Site icon Attack the System

Why I Became a Left-Libertarian

Essay by “Martin” at the Liberal Conspiracy.
———————————————————————————————————
As Libertarians across the US flock to cinemas to watch the film version of Atlas Shrugged (the film has a limited release and harsh criticism from everyone outside those who are already fully bought into Ayn Rand’s philosophy of corporate apologism and advocacy of selfishness as a way of life), the UK’s own Libertarian Party is caught in a minor controversy over its leader.

So it’s not a brilliant week to be a reader of Nozick, Rand, Friedman or Mises. But then, it’s never a good time to declare yourself associated with any philosophy that holds lassez faire capitalism to be a virtue.

But to an increasing number of self-described libertarians, myself included, the “right wing” libertarians of the LPUK/LPUS are quietly abandoning the doctrinaire “virtue of selfishness” model of freedom advocated by the Capitalist Libertarians who insist on the productive wonders of hierarchial, wealth concentrating and politically powerful private corporations.
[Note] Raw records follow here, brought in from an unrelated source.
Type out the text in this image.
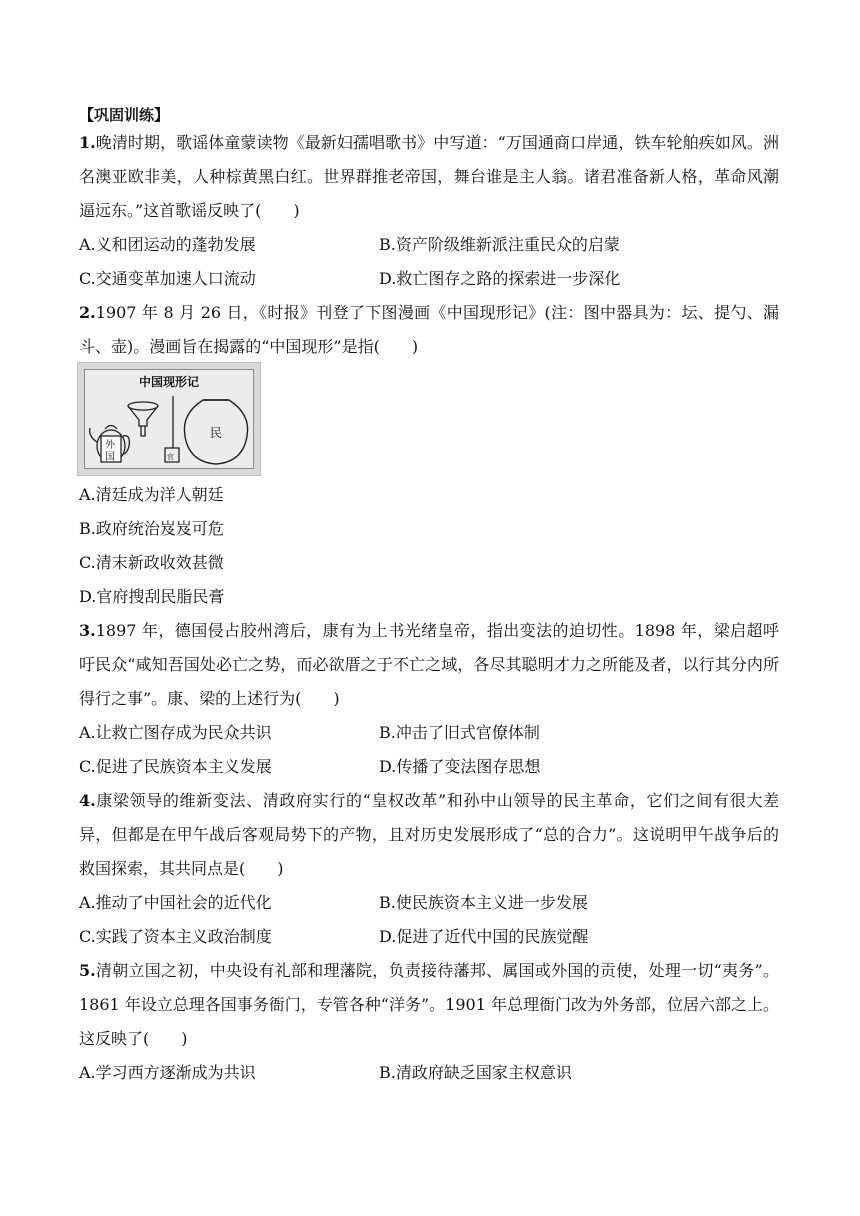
【巩固训练】
1.晚清时期，歌谣体童蒙读物《最新妇孺唱歌书》中写道：“万国通商口岸通，铁车轮舶疾如风。洲名澳亚欧非美，人种棕黄黑白红。世界群推老帝国，舞台谁是主人翁。诸君准备新人格，革命风潮逼远东。”这首歌谣反映了(　　)
A.义和团运动的蓬勃发展	B.资产阶级维新派注重民众的启蒙
C.交通变革加速人口流动	D.救亡图存之路的探索进一步深化
2.1907 年 8 月 26 日，《时报》刊登了下图漫画《中国现形记》(注：图中器具为：坛、提勺、漏斗、壶)。漫画旨在揭露的“中国现形”是指(　　)
中国现形记
外
国	官
民
A.清廷成为洋人朝廷
B.政府统治岌岌可危
C.清末新政收效甚微
D.官府搜刮民脂民膏
3.1897 年，德国侵占胶州湾后，康有为上书光绪皇帝，指出变法的迫切性。1898 年，梁启超呼吁民众“咸知吾国处必亡之势，而必欲厝之于不亡之域，各尽其聪明才力之所能及者，以行其分内所得行之事”。康、梁的上述行为(　　)
A.让救亡图存成为民众共识	B.冲击了旧式官僚体制
C.促进了民族资本主义发展	D.传播了变法图存思想
4.康梁领导的维新变法、清政府实行的“皇权改革”和孙中山领导的民主革命，它们之间有很大差异，但都是在甲午战后客观局势下的产物，且对历史发展形成了“总的合力”。这说明甲午战争后的救国探索，其共同点是(　　)
A.推动了中国社会的近代化	B.使民族资本主义进一步发展
C.实践了资本主义政治制度	D.促进了近代中国的民族觉醒
5.清朝立国之初，中央设有礼部和理藩院，负责接待藩邦、属国或外国的贡使，处理一切“夷务”。1861 年设立总理各国事务衙门，专管各种“洋务”。1901 年总理衙门改为外务部，位居六部之上。这反映了(　　)
A.学习西方逐渐成为共识	B.清政府缺乏国家主权意识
The left-libertarian, on the other hand, prefers to recognise these economic powerhouses as what they are: the beneficiaries of near invisible State subsidies in a variety of forms.

These subsidies include
– artificial property rights,
– a regulatory system that benefits large, established players at the expense of smaller suppliers,
– subsidising of long-distance transportation at the expense of local enterprise more able to adapt supply to demand,
– and overhead capital costs made so high that most regular people are unable to ever go into business themselves.

In short, Capitalism as we know it couldn’t survive without the state; “free market” capitalism is an oxymoron. In reality, capitalism – even anarcho-capitalism – is in effect, privatised feudalism.

So why do so called Libertarians come out in full force to support an economic system that is anything but libertarian?